Kadınlar; hangi çağda olursa olsun, bir türlü değişmeyen yazgılarıyla, sürekli gözyaşı döken ve genellikle ağlayan, hep kadınlar!. İstanbul Arkeoloji Müzesi'nin birbirinden değerli tarihi eserleri içinde 'Ağlayan Kadınlar Lahdi' en dikkat çekici antik çağ eserlerinden biridir.
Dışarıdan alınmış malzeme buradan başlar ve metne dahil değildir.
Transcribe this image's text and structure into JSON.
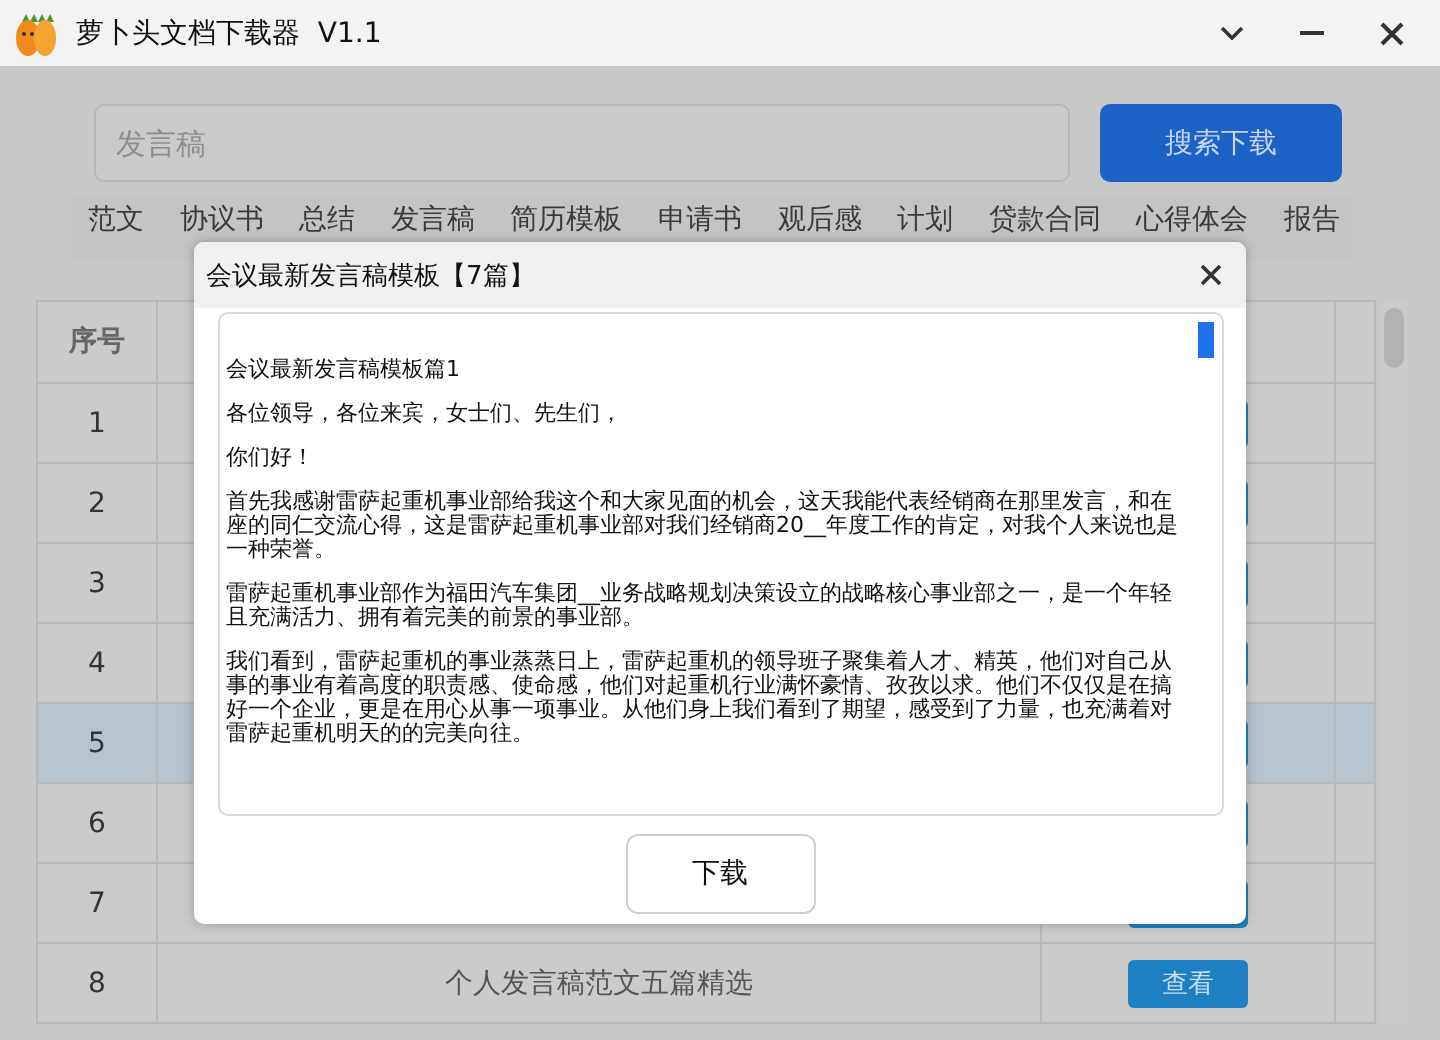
{
  "window": {
    "title": "萝卜头文档下载器  V1.1"
  },
  "search": {
    "placeholder": "发言稿",
    "button": "搜索下载"
  },
  "tabs": [
    {
      "label": "范文",
      "selected": false
    },
    {
      "label": "协议书",
      "selected": false
    },
    {
      "label": "总结",
      "selected": false
    },
    {
      "label": "发言稿",
      "selected": false
    },
    {
      "label": "简历模板",
      "selected": false
    },
    {
      "label": "申请书",
      "selected": false
    },
    {
      "label": "观后感",
      "selected": false
    },
    {
      "label": "计划",
      "selected": false
    },
    {
      "label": "贷款合同",
      "selected": false
    },
    {
      "label": "心得体会",
      "selected": false
    },
    {
      "label": "报告",
      "selected": false
    }
  ],
  "table": {
    "columns": [
      "序号"
    ],
    "rows": [
      {
        "no": "1",
        "selected": false
      },
      {
        "no": "2",
        "selected": false
      },
      {
        "no": "3",
        "selected": false
      },
      {
        "no": "4",
        "selected": false
      },
      {
        "no": "5",
        "selected": true
      },
      {
        "no": "6",
        "selected": false
      },
      {
        "no": "7",
        "selected": false
      },
      {
        "no": "8",
        "title": "个人发言稿范文五篇精选",
        "action": "查看",
        "selected": false
      }
    ]
  },
  "dialog": {
    "title": "会议最新发言稿模板【7篇】",
    "paragraphs": [
      "会议最新发言稿模板篇1",
      "各位领导，各位来宾，女士们、先生们，",
      "你们好！",
      "首先我感谢雷萨起重机事业部给我这个和大家见面的机会，这天我能代表经销商在那里发言，和在座的同仁交流心得，这是雷萨起重机事业部对我们经销商20__年度工作的肯定，对我个人来说也是一种荣誉。",
      "雷萨起重机事业部作为福田汽车集团__业务战略规划决策设立的战略核心事业部之一，是一个年轻且充满活力、拥有着完美的前景的事业部。",
      "我们看到，雷萨起重机的事业蒸蒸日上，雷萨起重机的领导班子聚集着人才、精英，他们对自己从事的事业有着高度的职责感、使命感，他们对起重机行业满怀豪情、孜孜以求。他们不仅仅是在搞好一个企业，更是在用心从事一项事业。从他们身上我们看到了期望，感受到了力量，也充满着对雷萨起重机明天的的完美向往。"
    ],
    "button": "下载"
  }
}
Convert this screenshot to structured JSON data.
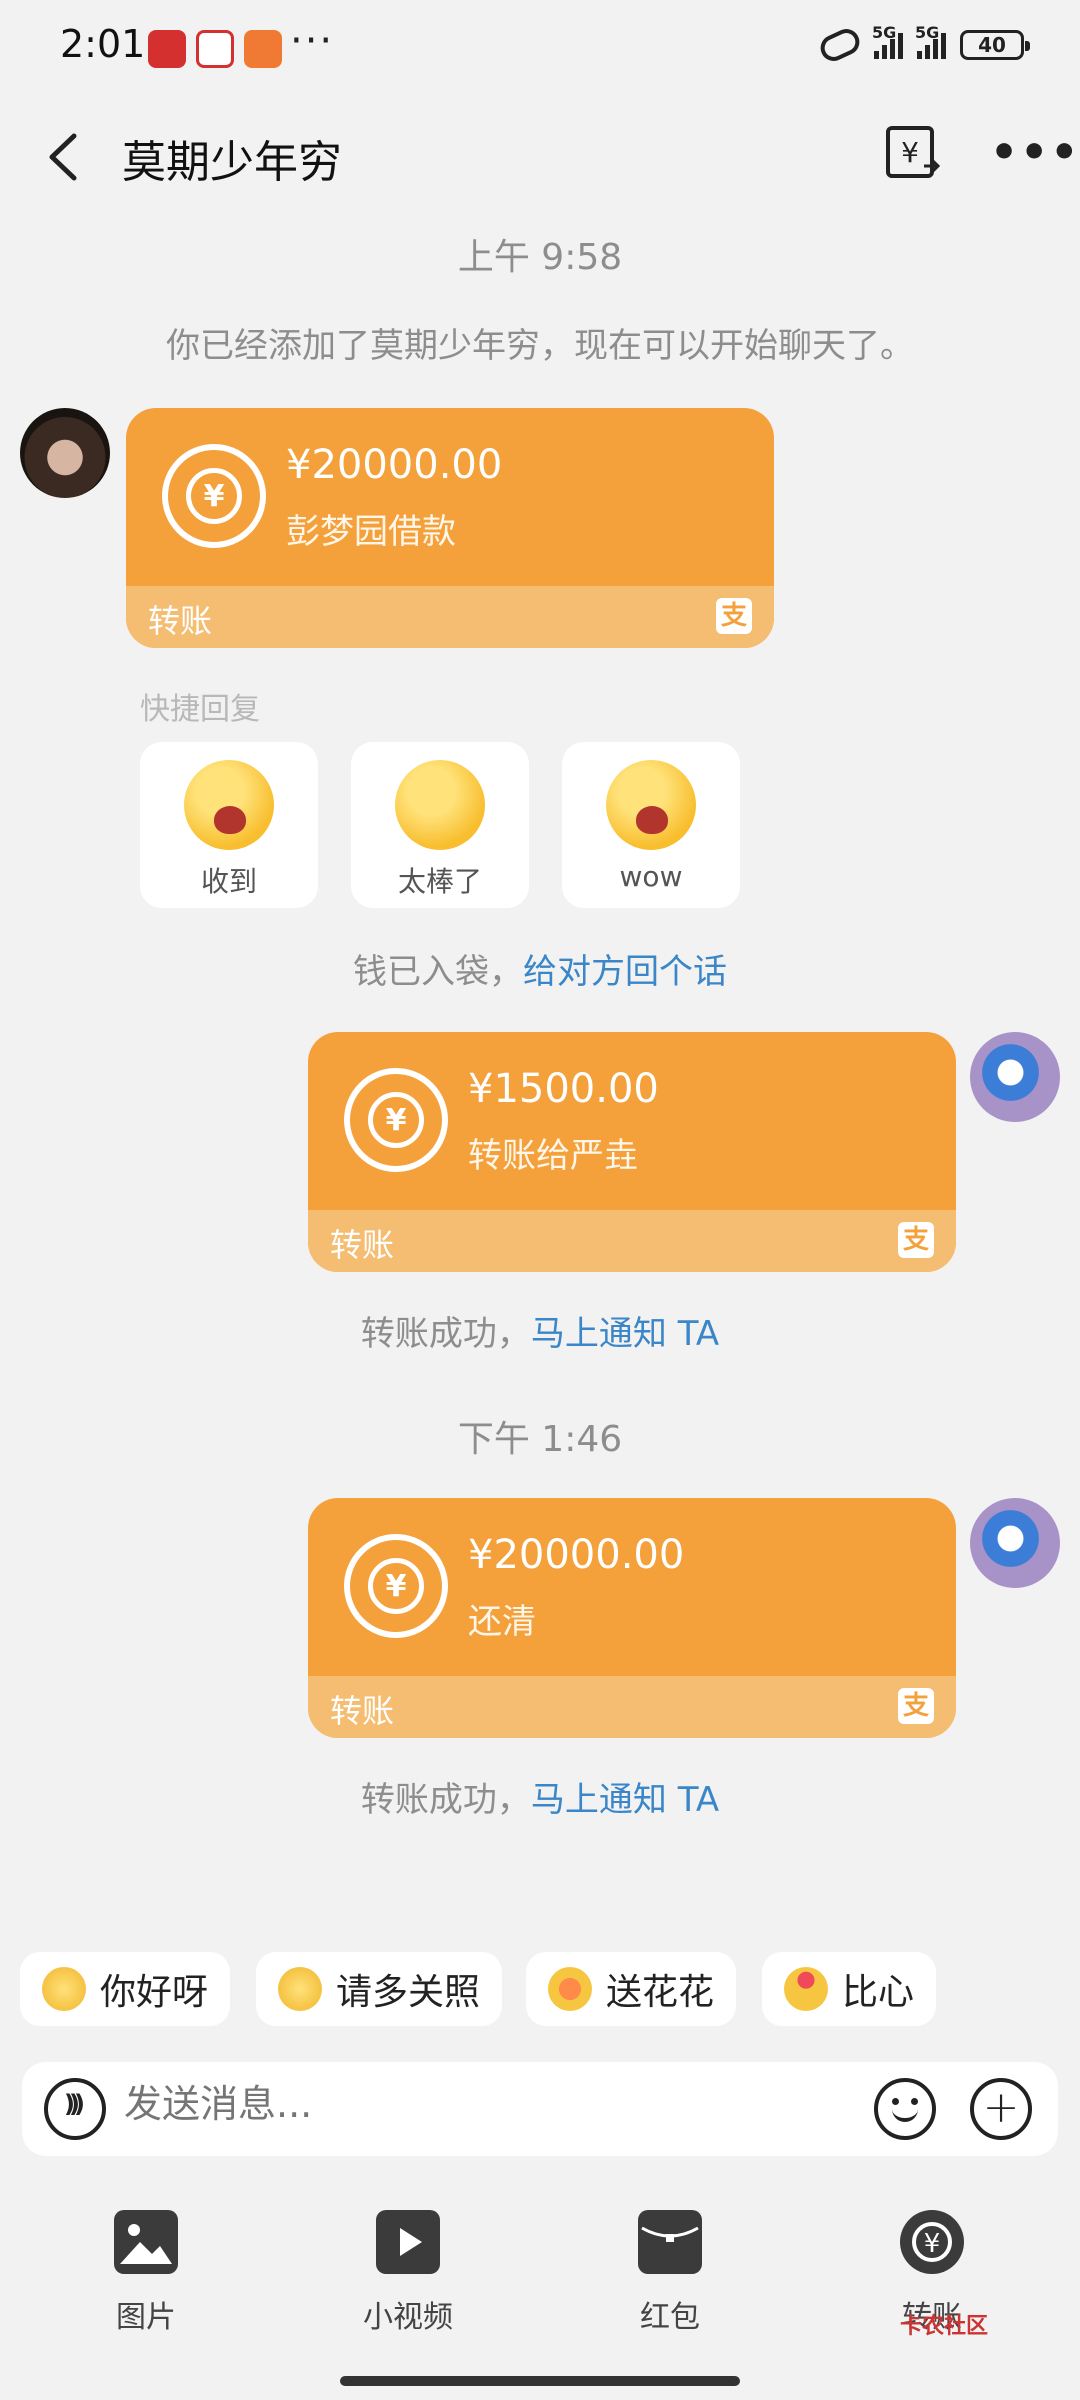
{
  "status_bar": {
    "time": "2:01",
    "dots": "···",
    "network1": "5G",
    "network2": "5G",
    "battery": "40"
  },
  "header": {
    "title": "莫期少年穷"
  },
  "messages": {
    "time1": "上午 9:58",
    "system_note": "你已经添加了莫期少年穷，现在可以开始聊天了。",
    "card1": {
      "amount": "¥20000.00",
      "note": "彭梦园借款",
      "footer": "转账"
    },
    "quick_reply_title": "快捷回复",
    "quick_replies": [
      "收到",
      "太棒了",
      "wow"
    ],
    "receipt1": {
      "text": "钱已入袋，",
      "link": "给对方回个话"
    },
    "card2": {
      "amount": "¥1500.00",
      "note": "转账给严垚",
      "footer": "转账"
    },
    "receipt2": {
      "text": "转账成功，",
      "link": "马上通知 TA"
    },
    "time2": "下午 1:46",
    "card3": {
      "amount": "¥20000.00",
      "note": "还清",
      "footer": "转账"
    },
    "receipt3": {
      "text": "转账成功，",
      "link": "马上通知 TA"
    }
  },
  "chips": [
    "你好呀",
    "请多关照",
    "送花花",
    "比心"
  ],
  "input": {
    "placeholder": "发送消息..."
  },
  "toolbar": {
    "items": [
      "图片",
      "小视频",
      "红包",
      "转账"
    ]
  },
  "watermark": "卡农社区",
  "colors": {
    "card": "#f4a13c",
    "card_footer": "#f5bd72",
    "link": "#3a86c8",
    "background": "#f2f2f2"
  }
}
Kadın figürleri, tek tek incelediğimizde yüzlerindeki derin keder ve hüzün öylesine belirgin bir şekilde taşa yontulmuştur ki! her biri, gerçek kadar canlı durur adeta.
Osman Hamdi Bey tarafından 1877'de Sayda'daki kral mezarları ile aynı odada bulunan lahit, Helenistik döneme ait sütunlu lahitlerdendir. İnce işçiliği ile dünya lahitlerinin en önemlilerinden biri sayılmaktadır. Lahdin, M.Ö. 360 yılında ölen Sayda Kralı Straton'a ait olduğu tahmin edilmektedir.
Lahitler ile Arkeoloji Müzesi'nin mimari yapısı arasında dikkatli bakıldığından büyük bir benzerlik olduğu görülür. Müze'nin ne-o klasik tarzdaki ana binasının cephesini çizen Mimar Alexander Vallaury, özellikle bu lahitten esinlenmiş. Öğrendiğimiz bu bilgi, müzeden dışarı çıktığımız zaman, müzenin dış cephesine bir kez daha alıcı gözle bakmamıza neden oluyor. (Yandaki Görsel: buradan)
Lahit'in dış yüzünde gördüğümüz bu kadınlar, peki neden böylesine kederlidirler?
Bulunduğunda Avrupa ve Amerika'da büyük etki yaratan lahdin üzerindeki bu kadınlar, kralın ölümüne ağlamaktadırlar. Bu yüzden Lahdin cephesinde 18 üzgün kadın figürü, cenaze korteji ve av sahneleri yer almaktadır. Lahit bulunmadan önce ne yazık ki soyulduğundan, içinde sadece ait olduğu kişinin kemikleri ve bronz bir kemer tokası kalır geriye.
İstanbul Arkeoloji Müzesi'ndeki 'Ağlayan Kadınlar Lahdi' tarih sahnesindeki öneminden dolayı, (Sayda Kralı Straton'a ait olduğu için) geleceğe ışık tutan kültür miraslarımız arasında yerini alır.